Vor Gericht bleibt T. bei dieser Darstellung. Das sei wirklich so passiert. "Das überzeugt mich in keiner Weise. Ich habe in 20 Jahren noch nie gehört, dass jemand bei einem Sturz unabsichtlich eine Spraydose auslöst", formuliert Richter Böhm seine Skepsis. Außerdem mag er nicht glauben, dass man bereits eine Waffe zieht, wenn man jemandem nachläuft.

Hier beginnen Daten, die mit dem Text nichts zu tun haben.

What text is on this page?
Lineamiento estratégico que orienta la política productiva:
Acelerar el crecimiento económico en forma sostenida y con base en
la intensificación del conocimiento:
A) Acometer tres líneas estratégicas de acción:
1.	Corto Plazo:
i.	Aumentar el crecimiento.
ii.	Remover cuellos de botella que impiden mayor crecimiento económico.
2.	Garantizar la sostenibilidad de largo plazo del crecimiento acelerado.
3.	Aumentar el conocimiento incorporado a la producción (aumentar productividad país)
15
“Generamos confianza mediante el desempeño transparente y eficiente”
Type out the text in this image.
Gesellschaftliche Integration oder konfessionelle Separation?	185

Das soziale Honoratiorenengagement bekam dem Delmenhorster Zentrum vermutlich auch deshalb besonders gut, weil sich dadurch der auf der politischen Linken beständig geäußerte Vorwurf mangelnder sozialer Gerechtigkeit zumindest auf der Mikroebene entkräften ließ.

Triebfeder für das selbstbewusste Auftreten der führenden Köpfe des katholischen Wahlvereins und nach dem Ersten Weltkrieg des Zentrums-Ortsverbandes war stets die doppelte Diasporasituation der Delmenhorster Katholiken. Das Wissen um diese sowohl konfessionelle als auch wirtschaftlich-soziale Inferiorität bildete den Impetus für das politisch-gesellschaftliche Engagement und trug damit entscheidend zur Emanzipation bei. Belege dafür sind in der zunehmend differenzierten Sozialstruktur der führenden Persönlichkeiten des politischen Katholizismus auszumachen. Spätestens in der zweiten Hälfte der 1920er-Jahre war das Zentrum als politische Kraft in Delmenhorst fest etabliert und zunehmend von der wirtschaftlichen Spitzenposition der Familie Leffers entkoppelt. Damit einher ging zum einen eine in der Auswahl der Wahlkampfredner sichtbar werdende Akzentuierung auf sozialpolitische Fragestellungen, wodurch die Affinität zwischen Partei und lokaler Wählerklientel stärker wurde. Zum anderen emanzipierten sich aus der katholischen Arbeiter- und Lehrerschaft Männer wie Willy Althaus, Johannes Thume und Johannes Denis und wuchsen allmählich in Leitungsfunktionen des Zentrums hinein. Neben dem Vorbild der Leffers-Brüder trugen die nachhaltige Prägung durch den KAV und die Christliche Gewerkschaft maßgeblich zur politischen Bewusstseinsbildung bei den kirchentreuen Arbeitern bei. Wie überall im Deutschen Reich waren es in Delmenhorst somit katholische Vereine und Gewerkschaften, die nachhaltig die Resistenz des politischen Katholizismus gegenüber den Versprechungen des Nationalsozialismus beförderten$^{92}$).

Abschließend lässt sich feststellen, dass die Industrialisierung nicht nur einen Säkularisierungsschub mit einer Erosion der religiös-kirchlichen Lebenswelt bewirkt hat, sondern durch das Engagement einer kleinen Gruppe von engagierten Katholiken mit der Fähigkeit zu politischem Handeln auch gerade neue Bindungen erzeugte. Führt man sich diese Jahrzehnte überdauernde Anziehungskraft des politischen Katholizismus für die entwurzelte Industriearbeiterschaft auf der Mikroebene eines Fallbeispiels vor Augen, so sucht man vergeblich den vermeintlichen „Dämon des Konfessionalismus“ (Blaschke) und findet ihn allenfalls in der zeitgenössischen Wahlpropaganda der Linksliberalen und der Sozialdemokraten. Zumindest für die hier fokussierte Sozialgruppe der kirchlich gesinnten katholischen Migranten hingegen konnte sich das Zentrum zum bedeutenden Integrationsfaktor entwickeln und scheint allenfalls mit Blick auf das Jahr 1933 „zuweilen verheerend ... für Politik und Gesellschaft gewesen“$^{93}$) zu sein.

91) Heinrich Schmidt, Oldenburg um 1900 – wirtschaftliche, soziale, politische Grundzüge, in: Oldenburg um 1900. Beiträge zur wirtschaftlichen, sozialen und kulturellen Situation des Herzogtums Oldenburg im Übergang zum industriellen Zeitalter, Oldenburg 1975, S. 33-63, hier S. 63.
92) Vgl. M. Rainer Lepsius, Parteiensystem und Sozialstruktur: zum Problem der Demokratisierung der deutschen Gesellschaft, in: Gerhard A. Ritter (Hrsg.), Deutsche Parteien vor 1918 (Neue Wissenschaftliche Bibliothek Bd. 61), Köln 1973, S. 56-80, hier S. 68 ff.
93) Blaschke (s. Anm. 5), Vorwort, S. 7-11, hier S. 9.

Kollegen widersprechen Angeklagtem

Ein Glaube, den später T.s Kollegin und Kollege auf Nachfrage der Staatsanwältin als Zeugen untermauern. Beide verneinen, dass so etwas üblich sei – erst bei einer konkreten Gefährdung rüste man sich aus. Wegen des angeklagten Falles wurde gegen beide Beamte wegen Amtsmissbrauchs ermittelt, da sie die Sache nicht angezeigt haben. Die Verfahren wurden mit einer Diversion vorläufig eingestellt.

Die beiden Zeugen aus dem Tageszentrum schildern die Angelegenheit etwas anders. Die Beamten hätten den Mann mehrmals gestoßen, bis er schließlich umgefallen sei. Dass der Angeklagte den Reglosen zunächst am Kopf berührt habe und erst danach Pfefferspray auf den Handschuh sprühte, bestätigen beide. Die Mitarbeiterin behauptet allerdings, T. sei dem Opfer danach mehrmals über das Gesicht gefahren, während die beiden anderen Polizisten lachend daneben gestanden seien.

Alkoholisiertes Opfer ohne Erinnerung

Übereinstimmung herrscht bei fast allen Beteiligten, dass der stark alkoholisierte Mann zunächst nicht wirklich auf den Kontakt mit dem Reizmittel reagierte und sich erst danach, als er aufgesetzt wurde, über die Augen fuhr. Eine frühere Aussage des Opfers wird nur verlesen, da der Mann in Österreich nicht mehr auffindbar ist. Demnach wusste er nicht mehr, warum er plötzlich im Krankenwagen war. Als er im Spital aufwachte, hätten seine "Augen leicht gebrannt", an einen Pfefferspray konnte er sich nicht erinnern.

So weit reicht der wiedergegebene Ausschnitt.